Fruiting may decrease the year following a burn but will increase in years 2 through 5 following a burn. Keep different areas on staggered burn cycles and in different stages of succession so high-quality soft mast is available each year. The juxtaposition of burned and unburned areas is recommended.
Ensure the canopy of areas managed for soft mast does not close. Fruit-producing vines such as greenbrier or grape are productive when managed for fruit production and cannot form heavy canopy cover.

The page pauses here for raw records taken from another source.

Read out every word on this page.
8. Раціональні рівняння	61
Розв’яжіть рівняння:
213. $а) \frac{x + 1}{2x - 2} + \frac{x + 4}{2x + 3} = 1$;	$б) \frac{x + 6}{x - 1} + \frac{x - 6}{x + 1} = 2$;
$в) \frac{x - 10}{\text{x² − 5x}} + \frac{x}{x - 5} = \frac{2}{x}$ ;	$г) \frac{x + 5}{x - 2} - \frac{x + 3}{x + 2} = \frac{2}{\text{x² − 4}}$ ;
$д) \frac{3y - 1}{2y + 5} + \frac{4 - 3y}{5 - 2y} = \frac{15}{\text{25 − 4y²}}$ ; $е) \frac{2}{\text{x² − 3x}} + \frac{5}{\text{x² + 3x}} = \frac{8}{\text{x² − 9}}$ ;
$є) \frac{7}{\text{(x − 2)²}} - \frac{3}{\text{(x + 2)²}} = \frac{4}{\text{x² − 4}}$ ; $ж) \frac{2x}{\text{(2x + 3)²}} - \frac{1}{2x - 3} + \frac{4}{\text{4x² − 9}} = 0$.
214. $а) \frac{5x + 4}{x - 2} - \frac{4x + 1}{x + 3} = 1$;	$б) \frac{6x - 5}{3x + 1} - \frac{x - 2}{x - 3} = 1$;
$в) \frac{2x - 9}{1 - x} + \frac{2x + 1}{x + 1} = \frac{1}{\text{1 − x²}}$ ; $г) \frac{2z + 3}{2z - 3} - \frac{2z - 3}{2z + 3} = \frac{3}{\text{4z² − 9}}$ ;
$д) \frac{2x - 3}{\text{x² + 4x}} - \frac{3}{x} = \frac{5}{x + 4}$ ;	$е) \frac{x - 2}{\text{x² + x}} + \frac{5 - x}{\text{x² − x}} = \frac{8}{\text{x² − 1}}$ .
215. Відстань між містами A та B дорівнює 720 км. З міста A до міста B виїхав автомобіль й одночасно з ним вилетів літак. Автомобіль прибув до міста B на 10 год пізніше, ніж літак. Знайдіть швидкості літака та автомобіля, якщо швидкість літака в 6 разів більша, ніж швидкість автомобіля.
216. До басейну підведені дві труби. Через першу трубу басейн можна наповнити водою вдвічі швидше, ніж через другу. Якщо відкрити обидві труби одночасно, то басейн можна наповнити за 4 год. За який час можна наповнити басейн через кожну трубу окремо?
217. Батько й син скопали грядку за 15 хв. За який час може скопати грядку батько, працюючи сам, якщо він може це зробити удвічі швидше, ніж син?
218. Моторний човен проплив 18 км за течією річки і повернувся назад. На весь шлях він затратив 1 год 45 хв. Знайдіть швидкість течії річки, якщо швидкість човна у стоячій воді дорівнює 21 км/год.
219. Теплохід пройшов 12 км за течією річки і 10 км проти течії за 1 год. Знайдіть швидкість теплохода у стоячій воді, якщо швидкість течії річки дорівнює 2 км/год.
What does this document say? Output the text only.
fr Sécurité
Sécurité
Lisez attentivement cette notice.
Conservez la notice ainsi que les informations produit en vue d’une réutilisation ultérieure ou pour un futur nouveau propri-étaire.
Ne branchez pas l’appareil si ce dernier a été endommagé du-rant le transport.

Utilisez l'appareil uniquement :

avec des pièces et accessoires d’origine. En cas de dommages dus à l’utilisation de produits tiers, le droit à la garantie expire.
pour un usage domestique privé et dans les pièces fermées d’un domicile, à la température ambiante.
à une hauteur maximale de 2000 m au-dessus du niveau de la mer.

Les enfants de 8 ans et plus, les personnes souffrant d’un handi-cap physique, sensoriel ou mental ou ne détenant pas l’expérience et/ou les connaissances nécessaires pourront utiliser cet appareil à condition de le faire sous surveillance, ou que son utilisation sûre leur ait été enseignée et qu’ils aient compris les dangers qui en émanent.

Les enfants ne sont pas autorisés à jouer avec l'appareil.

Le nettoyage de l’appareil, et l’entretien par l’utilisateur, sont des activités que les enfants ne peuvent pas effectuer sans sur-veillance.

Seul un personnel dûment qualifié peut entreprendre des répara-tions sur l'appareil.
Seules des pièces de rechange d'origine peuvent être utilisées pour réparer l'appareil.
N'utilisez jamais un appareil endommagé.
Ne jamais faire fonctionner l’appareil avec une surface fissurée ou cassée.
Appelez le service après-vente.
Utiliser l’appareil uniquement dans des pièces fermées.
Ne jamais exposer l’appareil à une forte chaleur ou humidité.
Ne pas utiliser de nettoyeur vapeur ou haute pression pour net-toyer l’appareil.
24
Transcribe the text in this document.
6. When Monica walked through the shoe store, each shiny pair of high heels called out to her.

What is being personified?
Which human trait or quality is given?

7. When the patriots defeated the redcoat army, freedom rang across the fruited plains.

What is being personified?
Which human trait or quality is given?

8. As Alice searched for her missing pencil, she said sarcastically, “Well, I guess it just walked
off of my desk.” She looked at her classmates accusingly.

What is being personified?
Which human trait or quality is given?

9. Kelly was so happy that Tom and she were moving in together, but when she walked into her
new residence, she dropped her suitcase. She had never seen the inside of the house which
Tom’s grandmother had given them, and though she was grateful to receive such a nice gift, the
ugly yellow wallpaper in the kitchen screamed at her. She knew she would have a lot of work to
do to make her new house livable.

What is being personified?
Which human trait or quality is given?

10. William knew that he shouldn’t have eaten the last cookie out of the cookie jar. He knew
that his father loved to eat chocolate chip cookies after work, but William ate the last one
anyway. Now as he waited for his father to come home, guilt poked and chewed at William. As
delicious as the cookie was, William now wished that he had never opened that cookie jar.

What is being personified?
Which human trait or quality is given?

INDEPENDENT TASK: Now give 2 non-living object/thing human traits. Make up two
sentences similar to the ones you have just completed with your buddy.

Monitor growth carefully in clearings, along trails and roads, and areas with open canopy. The increased light penetration will create prime conditions for many species to sprout. Selectively spray any invasive or undesired growth.
Herbaceous Foods
Bears forage in the understory, clearings, and edges for herbaceous plants. Thinning and burning of the forest will increase forbs, sedges, and grasses in oak-hickory stands. Dead herbaceous vegetation must be removed by burning since it impedes new herbaceous growth. The combination of timber harvest and burning increases light penetration to the forest floor, increasing soil temperatures and nitrogen availability and stimulating herbaceous growth and production. Annual burns with mowing or disking in 1-3 year cycles can effectively maintain openings in early successional stages, which is best for herbaceous plants.
Invertebrates
Invertebrates are a rich protein source. Decaying trees and logs provide habitat for beetles, ants, and termites, as well as their larva and eggs. Bears consume honey and wild honey bees in dead hollow trees and cavities in living trees. Rich invertebrate habitat can be provided by leaving fallen trees, retaining some standing snags, and leaving slash unpiled. However, smaller branches and woody material piles can increase invertebrate habitats. When using prescribed fire, protect logs and standing snags.